University of Oxford, Oxford, United Kingdom.
MRC Harwell Institute, Harwell, United Kingdom.
PLoS Biol. 2022 Aug 9;20(8):e3001723. doi: 10.1371/journal.pbio.3001723. eCollection 2022 Aug.
The function of the majority of genes in the human and mouse genomes is unknown. Investigating and illuminating this dark genome is a major challenge for the biomedical sciences. The International Mouse Phenotyping Consortium (IMPC) is addressing this through the generation and broad-based phenotyping of a knockout (KO) mouse line for every protein-coding gene, producing a multidimensional data set that underlies a genome-wide annotation map from genes to phenotypes. Here, we develop a multivariate (MV) statistical approach and apply it to IMPC data comprising 148 phenotypes measured across 4,548 KO lines. There are 4,256 (1.4% of 302,997 observed data measurements) hits called by the univariate (UV) model analysing each phenotype separately, compared to 31,843 (10.5%) hits in the observed data results of the MV model, corresponding to an estimated 7.5-fold increase in power of the MV model relative to the UV model. One key property of the data set is its 55.0% rate of missingness, resulting from quality control filters and incomplete measurement of some KO lines. This raises the question of whether it is possible to infer perturbations at phenotype-gene pairs at which data are not available, i.e., to infer some in vivo effects using statistical analysis rather than experimentation. We demonstrate that, even at missing phenotypes, the MV model can detect perturbations with power comparable to the single-phenotype analysis, thereby filling in the complete gene-phenotype map with good sensitivity. A factor analysis of the MV model's fitted covariance structure identifies 20 clusters of phenotypes, with each cluster tending to be perturbed collectively. These factors cumulatively explain 75% of the KO-induced variation in the data and facilitate biological interpretation of perturbations. We also demonstrate that the MV approach strengthens the correspondence between IMPC phenotypes and existing gene annotation databases. Analysis of a subset of KO lines measured in replicate across multiple laboratories confirms that the MV model increases power with high replicability.

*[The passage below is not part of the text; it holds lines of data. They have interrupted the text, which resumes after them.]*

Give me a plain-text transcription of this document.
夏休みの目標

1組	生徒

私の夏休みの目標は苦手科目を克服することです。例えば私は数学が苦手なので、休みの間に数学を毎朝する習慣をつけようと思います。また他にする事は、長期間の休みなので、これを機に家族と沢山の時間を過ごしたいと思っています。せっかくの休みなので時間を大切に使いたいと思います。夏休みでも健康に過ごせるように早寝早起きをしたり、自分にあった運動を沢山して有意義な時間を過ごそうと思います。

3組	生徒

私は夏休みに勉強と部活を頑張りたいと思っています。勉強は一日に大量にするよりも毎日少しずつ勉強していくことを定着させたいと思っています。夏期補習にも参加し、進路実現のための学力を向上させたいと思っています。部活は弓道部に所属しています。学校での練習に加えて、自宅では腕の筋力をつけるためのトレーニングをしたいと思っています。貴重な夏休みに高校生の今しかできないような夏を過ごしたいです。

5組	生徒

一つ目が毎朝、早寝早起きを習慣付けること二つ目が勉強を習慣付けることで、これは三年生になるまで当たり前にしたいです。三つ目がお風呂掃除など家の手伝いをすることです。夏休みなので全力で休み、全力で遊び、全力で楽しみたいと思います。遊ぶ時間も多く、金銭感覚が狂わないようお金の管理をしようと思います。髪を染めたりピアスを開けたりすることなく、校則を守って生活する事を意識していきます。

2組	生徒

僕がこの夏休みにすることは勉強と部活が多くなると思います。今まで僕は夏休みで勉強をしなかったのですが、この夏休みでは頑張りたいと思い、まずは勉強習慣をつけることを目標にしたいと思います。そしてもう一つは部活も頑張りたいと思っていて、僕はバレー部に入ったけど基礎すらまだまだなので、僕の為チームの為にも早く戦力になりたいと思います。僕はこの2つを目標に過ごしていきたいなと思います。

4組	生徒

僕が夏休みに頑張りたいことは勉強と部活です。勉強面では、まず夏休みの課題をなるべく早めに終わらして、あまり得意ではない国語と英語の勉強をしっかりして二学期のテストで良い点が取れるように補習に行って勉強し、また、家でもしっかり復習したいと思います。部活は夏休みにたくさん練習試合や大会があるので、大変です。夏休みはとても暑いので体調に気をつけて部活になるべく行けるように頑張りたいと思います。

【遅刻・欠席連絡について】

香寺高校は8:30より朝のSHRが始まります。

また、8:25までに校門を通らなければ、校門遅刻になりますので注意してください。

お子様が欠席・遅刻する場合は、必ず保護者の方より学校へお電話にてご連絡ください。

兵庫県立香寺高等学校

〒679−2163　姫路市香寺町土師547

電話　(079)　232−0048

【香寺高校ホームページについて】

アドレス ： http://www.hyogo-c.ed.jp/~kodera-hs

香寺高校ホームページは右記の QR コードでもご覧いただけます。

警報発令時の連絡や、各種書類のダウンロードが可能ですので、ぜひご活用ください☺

人类和小鼠基因组中大多数基因的功能未知。探索和阐明这个“暗基因组”是生物医学科学面临的一个重大挑战。国际小鼠表型分析联盟(IMPC)正在通过生成和广泛表型分析每个编码蛋白基因的 KO 小鼠系来应对这一挑战,从而产生一个多维数据集,该数据集是从基因到表型的全基因组注释图谱的基础。在这里,我们开发了一种多变量(MV)统计方法,并将其应用于 IMPC 数据,这些数据包括在 4548 条 KO 系中测量的 148 种表型。有 4256 个(302997 个观察数据测量值的 1.4%)通过分别分析每种表型的单变量(UV)模型调用的命中,而 MV 模型的观察数据结果中有 31843 个(10.5%)命中,这对应于 MV 模型相对于 UV 模型的功率估计增加了 7.5 倍。数据集的一个关键特性是其 55.0%的缺失率,这是由于质量控制过滤器和某些 KO 系的不完全测量造成的。这就提出了一个问题,即是否有可能推断出数据不可用的表型-基因对中的扰动,也就是说,使用统计分析而不是实验来推断一些体内效应。我们证明,即使在缺失表型的情况下,MV 模型也可以以与单表型分析相当的功率检测到扰动,从而以良好的灵敏度填补完整的基因-表型图谱。MV 模型拟合协方差结构的因子分析确定了 20 个表型簇,每个簇倾向于集体受到干扰。这些因子累计解释了数据中 75%的 KO 诱导变异,并有助于对扰动进行生物学解释。我们还证明,MV 方法增强了 IMPC 表型与现有基因注释数据库之间的对应关系。在多个实验室中重复测量的 KO 系子集的分析证实,MV 模型的功率随着可重复性的提高而增加。